Interleaving spreads neighboring chunks apart before transmission. A burst then damages small pieces of several chunks instead of destroying one continuous chunk. After deinterleaving, FEC can often repair the smaller distributed errors.

Mini summary
  • Correction may use retransmission or FEC.
  • Interleaving helps with burst errors.
  • FEC is useful when waiting for resend is costly.
Revise

Final Cheat Sheet

Use this as the last-pass memory page before a quiz or exam.

  • DLL services Framing, addressing, error control, flow control.
  • Frame Packet plus data-link header/trailer.
  • Byte stuffing Insert ESC before flag byte in data.
  • Bit stuffing Insert 0 after five consecutive 1s.
  • Single-bit error Exactly one bit changes.
  • Burst error Two or more bits change within a span.
  • Simple parity Detects all single-bit errors.
  • CRC Uses generator polynomial.
  • Checksum One’s-complement addition and complement.
  • Retransmission Detect error and resend.
  • FEC Correct without resend.
  • Interleaving Spread burst damage across chunks.
Practice

Practice Questions With Answers

These questions target the facts, comparisons, and calculations that are easiest to test.

Why is framing necessary at the data-link layer?

Answer: It separates one transmitted unit from another.

Explanation: The receiver must know where each frame begins and ends before it can interpret the payload.

What is inserted during bit stuffing?

Answer: One 0 after five consecutive 1s.

Explanation: This prevents payload bits from looking like the flag pattern.

Why can simple parity miss some burst errors?

Answer: Because if an even number of bits changes, parity may still look correct.

Explanation: Parity only checks whether the total number of 1s has the expected even/odd property.

What is shared by sender and receiver in CRC?

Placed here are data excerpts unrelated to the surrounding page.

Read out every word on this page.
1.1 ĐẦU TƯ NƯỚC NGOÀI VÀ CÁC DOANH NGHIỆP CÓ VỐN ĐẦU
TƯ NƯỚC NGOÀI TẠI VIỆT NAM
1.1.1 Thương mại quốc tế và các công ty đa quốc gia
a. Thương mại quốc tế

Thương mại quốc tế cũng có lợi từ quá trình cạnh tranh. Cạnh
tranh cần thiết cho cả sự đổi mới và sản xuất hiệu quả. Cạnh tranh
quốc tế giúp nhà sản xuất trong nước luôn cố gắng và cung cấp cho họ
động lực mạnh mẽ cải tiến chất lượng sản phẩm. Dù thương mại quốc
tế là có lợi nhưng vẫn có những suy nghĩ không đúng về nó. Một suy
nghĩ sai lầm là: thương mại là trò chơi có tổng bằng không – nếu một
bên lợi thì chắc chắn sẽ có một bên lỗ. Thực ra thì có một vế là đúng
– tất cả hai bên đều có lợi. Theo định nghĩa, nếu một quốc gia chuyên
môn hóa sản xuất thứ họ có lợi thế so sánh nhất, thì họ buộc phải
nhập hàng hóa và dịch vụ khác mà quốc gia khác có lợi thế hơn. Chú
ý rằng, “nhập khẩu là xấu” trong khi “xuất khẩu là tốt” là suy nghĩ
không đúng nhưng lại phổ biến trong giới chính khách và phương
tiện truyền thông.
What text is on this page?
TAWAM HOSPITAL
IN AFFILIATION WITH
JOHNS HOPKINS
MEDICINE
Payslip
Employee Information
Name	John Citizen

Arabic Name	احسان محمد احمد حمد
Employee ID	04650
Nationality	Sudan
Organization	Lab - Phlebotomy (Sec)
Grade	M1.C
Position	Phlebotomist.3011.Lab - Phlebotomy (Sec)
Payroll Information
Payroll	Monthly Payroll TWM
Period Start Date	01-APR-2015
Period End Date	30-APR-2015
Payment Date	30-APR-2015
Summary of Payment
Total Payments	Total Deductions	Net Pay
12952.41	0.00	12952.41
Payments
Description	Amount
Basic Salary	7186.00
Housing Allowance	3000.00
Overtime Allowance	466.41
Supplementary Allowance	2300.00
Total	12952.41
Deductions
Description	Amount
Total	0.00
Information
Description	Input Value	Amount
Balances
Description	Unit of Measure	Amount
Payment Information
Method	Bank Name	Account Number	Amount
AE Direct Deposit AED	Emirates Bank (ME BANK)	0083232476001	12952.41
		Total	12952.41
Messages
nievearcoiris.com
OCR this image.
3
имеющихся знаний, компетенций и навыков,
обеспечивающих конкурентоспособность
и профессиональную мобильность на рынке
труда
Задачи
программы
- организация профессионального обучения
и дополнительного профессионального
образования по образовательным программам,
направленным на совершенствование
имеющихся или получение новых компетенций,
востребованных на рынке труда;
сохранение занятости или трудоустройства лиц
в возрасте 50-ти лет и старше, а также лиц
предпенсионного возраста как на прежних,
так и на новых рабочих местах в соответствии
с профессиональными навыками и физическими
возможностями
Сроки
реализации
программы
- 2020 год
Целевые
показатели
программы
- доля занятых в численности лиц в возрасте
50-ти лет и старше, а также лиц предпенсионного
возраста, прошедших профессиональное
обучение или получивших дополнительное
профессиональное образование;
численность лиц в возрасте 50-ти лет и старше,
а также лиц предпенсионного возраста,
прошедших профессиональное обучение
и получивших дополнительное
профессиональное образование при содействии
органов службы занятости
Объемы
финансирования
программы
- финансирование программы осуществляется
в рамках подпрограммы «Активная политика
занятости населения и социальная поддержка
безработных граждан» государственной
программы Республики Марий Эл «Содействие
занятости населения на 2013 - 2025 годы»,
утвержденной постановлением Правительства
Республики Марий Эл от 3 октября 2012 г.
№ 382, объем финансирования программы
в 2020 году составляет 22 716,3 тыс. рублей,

Answer: The generator polynomial.

Explanation: Both sides use the same divisor to create and verify the CRC remainder.

Why is FEC useful for real-time or wireless applications?

Answer: It can correct limited errors without waiting for a retransmission.

Explanation: Retransmission delay can be too expensive when errors are frequent or timing matters.

How is burst-error length counted?

Answer: From the first corrupted bit to the last corrupted bit.

Explanation: The bits inside the span do not all need to be corrupted.